Judge Preska is nonetheless careful to acknowledge that hers is not an absolutist philosophy, and that such determinations are ultimately up to the individual jurist.
"I don't begrudge folks who do policy arguments," Judge Preska said. "Brown v. Board of Education had a lot of policy arguments. But we have to be cognizant of which branch of government we're in. We're in the third, not in the first or second where they make these policy decisions."
Judge Preska says it has been her experience that judges who have spent time as
commercial litigators prior to joining the bench tend to have a more finely tuned ability to locate the line between findings of fact, conclusions of law and "veering off into policy."
"You have to know where the line is and decide if you're going to step over it," she adds. "It's up to each and every judge."
A 'Down-to-the-Bone Civilized' Jurist
Those who know Judge Preska best say her style on the bench is defined by her respect for litigants and an abiding belief in the right of everyone who comes before her to receive a fair and full hearing.
Monaghan recalled her former mentor's handling of an especially bizarre immigration
fraud case early in her tenure on the federal bench as particularly demonstrative of the compassion and composure that are Judge Preska's trademark.
The case was against an outlandish pro se defendant who claimed he did not recognize the authority of the U.S. government and pledged allegiance to the Free Moorish Zodiac Constitution, and Monaghan says Judge Preska "bent over backward" from the start to sure he had every opportunity to present his case.
As Monaghan tells it, she and many others in attendance considered the oddball defendant to be harmless and "kind of amusing" - right up until the moment he flew into a fit of rage, flipped over the massive counsel's table and lunged violently toward the bench.
The man was quickly subdued by marshals, after which Judge Preska immediately returned to chambers and began researching how to best protect the constitutionally guaranteed rights of a criminal defendant who has turned violent, according to Monaghan.
"Judge Preska didn't bat an eye," Monaghan says. "Even though he had actually physically threatened her, she was still very protective of the process and his rights."
Nearly two decades later, Monaghan looks back on Judge Preska's reaction as a revealing glimpse into the unflappable demeanor and respect for fairness that have defined her time on the bench.
"She's down-to-the-bone civilized in a way you don't always see in litigation," Monaghan said. "I never saw her lose her cool, no matter how many things were going on.
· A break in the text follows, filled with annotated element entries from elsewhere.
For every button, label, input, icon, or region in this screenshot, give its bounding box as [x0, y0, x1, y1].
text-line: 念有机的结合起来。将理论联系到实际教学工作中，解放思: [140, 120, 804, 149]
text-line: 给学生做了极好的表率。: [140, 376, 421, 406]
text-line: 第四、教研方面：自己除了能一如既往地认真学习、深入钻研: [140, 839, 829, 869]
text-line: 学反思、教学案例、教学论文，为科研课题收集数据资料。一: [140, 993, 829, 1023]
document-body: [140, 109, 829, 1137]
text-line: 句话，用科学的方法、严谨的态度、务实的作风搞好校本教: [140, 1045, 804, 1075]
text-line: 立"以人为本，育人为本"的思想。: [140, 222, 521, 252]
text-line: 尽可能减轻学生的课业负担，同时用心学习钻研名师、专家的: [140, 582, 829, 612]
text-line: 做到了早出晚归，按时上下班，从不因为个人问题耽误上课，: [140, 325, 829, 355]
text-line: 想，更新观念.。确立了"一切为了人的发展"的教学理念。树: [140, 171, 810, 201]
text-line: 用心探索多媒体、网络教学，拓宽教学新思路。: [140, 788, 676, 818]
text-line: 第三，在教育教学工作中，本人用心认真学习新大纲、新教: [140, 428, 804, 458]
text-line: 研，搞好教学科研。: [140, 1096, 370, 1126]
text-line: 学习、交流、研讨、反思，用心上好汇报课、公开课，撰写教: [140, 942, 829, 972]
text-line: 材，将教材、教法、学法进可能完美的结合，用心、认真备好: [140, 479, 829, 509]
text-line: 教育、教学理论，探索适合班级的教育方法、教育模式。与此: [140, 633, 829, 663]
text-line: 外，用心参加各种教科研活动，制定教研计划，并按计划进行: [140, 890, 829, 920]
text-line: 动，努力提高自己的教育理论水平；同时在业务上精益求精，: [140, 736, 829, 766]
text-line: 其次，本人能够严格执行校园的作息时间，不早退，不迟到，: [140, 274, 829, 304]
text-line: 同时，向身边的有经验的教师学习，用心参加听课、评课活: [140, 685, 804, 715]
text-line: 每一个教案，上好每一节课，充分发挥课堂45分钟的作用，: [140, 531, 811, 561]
She was always courteous, and gave every litigant a fair chance to be heard."
Stroock & Stroock & Lavan LLP partner James L. Bernard, another of the legion of former clerks for Judge Preska who have since risen to leadership positions at some of the top firms in the nation, says his former mentor's communication skills have also made her a notoriously effective mediator.
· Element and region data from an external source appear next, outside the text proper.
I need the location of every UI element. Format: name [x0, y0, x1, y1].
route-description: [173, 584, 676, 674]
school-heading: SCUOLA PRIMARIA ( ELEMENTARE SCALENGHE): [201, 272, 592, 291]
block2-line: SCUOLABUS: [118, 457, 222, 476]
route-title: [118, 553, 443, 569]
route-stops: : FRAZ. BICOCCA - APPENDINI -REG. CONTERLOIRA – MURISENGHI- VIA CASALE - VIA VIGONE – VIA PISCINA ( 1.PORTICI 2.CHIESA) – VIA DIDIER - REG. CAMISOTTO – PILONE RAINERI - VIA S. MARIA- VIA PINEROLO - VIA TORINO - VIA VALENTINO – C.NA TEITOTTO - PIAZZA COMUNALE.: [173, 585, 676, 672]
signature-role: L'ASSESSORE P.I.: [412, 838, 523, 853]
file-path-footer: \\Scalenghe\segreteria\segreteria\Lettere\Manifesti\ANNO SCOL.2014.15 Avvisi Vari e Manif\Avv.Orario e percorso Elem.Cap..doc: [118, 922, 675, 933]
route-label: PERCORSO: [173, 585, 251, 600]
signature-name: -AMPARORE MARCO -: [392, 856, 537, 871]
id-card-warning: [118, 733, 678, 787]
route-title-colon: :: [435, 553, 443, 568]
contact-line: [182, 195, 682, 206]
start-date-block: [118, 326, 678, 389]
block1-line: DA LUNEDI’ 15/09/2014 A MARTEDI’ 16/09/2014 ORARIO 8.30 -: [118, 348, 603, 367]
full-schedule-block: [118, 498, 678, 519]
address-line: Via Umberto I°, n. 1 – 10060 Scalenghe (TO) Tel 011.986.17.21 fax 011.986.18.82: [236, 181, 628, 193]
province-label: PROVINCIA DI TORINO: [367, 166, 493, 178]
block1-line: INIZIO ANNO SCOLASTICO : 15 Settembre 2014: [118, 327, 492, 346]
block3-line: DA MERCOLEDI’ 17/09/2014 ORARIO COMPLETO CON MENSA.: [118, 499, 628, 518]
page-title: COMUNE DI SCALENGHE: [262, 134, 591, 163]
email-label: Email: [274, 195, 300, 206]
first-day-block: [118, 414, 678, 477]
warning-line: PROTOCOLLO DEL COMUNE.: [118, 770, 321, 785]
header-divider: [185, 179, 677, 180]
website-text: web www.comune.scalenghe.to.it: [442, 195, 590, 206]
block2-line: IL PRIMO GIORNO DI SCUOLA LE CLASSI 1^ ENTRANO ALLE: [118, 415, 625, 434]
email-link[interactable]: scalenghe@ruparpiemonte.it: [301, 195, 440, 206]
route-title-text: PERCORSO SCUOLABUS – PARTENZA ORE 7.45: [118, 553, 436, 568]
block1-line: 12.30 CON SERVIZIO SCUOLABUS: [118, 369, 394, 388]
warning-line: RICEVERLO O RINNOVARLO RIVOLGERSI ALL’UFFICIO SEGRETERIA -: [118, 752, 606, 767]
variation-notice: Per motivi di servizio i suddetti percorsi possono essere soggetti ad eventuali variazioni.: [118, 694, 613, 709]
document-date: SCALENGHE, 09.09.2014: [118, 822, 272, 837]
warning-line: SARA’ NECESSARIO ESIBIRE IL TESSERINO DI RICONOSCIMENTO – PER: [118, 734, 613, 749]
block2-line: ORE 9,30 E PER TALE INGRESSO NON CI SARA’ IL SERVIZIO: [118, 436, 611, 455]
"Different judges have different views on mediation, but Judge Preska is firmly of the view it is time well spent," Bernard says. "She's a good listener and really empathizes with parties, and both parties will come away from mediation feeling that they've had their day in court."
Judge Preska attributes her prowess in mediation to the late Milton Pollack, the long-tenured Southern District institution who remained active in the court until his 2004 death at the age of 97 and who played a vital role in Judge Preska's early career.
"He had more of a head- bashing style of settlement, and I could no more emulate his style than I could fly out this window," Judge Preska said. "But what he taught me about settlement was that you have to listen to people to understand what it is they want and need, even though sometimes they don't say explicitly what that is."